Metabolon results led to:
- Revealed that PEMT activity has a much broader physiological function than previously appreciated
- Insight into how seemingly straight-forward nutritional interventions may have far more widespread effects
Key metabolomic observations:
- Plasma PC, TG and CE levels were not effected in PEMT KO animals with supplementation of choline
- Distinctions in essential fatty acid composition (AA and DHA) in liver and plasma PC in PEMT KO
Phosphatidylcholine (PC) is the most abundant phospholipid in cells and can be maintained by 2 pathways including the PEMT pathway.
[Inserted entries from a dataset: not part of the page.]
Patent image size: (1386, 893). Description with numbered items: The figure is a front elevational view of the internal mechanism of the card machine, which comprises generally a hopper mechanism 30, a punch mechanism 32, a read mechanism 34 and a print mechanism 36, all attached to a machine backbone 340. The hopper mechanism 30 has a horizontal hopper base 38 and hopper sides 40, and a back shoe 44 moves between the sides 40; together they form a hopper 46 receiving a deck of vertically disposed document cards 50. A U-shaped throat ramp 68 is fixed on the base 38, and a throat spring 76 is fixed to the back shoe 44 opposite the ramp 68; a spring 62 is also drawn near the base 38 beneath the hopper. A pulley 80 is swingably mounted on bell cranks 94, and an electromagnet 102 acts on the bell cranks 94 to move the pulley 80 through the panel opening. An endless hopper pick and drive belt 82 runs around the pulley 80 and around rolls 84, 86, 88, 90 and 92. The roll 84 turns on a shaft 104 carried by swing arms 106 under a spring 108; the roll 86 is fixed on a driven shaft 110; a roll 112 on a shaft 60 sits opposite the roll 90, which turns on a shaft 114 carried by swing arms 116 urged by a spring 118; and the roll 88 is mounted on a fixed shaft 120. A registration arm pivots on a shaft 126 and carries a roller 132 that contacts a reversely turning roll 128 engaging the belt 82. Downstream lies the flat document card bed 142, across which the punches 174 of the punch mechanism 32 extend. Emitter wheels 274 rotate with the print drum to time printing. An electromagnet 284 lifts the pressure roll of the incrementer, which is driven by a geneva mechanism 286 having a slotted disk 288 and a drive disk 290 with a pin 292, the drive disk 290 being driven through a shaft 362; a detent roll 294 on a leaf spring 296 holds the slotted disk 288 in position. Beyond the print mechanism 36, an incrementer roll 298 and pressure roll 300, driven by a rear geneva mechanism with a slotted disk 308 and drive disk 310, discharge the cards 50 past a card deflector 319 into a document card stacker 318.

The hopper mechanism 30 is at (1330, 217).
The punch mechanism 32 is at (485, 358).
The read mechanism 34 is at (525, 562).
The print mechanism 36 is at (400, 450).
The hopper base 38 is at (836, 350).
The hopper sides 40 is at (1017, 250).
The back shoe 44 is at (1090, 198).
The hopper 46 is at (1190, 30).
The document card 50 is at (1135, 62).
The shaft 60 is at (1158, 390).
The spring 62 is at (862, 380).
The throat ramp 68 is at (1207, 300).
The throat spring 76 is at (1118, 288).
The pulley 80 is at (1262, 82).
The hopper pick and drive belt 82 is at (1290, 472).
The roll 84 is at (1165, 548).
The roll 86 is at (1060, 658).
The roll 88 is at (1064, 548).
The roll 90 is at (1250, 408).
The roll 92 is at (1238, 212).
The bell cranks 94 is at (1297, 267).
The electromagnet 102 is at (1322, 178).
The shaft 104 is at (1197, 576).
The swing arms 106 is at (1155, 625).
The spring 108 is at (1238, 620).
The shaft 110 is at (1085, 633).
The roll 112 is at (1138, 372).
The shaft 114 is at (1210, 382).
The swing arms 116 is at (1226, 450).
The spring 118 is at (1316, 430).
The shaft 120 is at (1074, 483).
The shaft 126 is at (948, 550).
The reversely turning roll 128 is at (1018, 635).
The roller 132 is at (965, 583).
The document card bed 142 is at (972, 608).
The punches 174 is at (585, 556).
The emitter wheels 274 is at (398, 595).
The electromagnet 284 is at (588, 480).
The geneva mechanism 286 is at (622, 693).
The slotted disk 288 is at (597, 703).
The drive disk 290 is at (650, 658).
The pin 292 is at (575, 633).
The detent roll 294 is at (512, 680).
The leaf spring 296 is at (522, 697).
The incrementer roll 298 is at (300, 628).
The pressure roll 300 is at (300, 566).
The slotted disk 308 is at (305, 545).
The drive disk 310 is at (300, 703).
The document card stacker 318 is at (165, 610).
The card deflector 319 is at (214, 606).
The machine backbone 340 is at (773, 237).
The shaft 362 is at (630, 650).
PEMT activity was thought to provide a compensatory route for phosphatidylcholine synthesis during periods of choline deficiency. To explore this possibility in more detail PEMT KO and WT mice fed choline deficient and choline supplemented diets were profiled for to characterize the full effects of PEMT on lipid metabolism. Choline supplementation rescued hepatic PC and TAG concentrations but could not restore plasma TAG concentrations. Further, AA and DHA were depleted from PC in the PEMT knockout independent of choline status. Thus Lipomics identified a key role for PEMT in both lipoprotein synthesis/metabolism and in the incorporation of essential fatty acids into key distribution pools. Further, by identifying these subtle distinctions, upon supplementation with choline, it offers insight into the likelihood that any nutritional intervention is likely to be far more complex than can be anticipated in theory.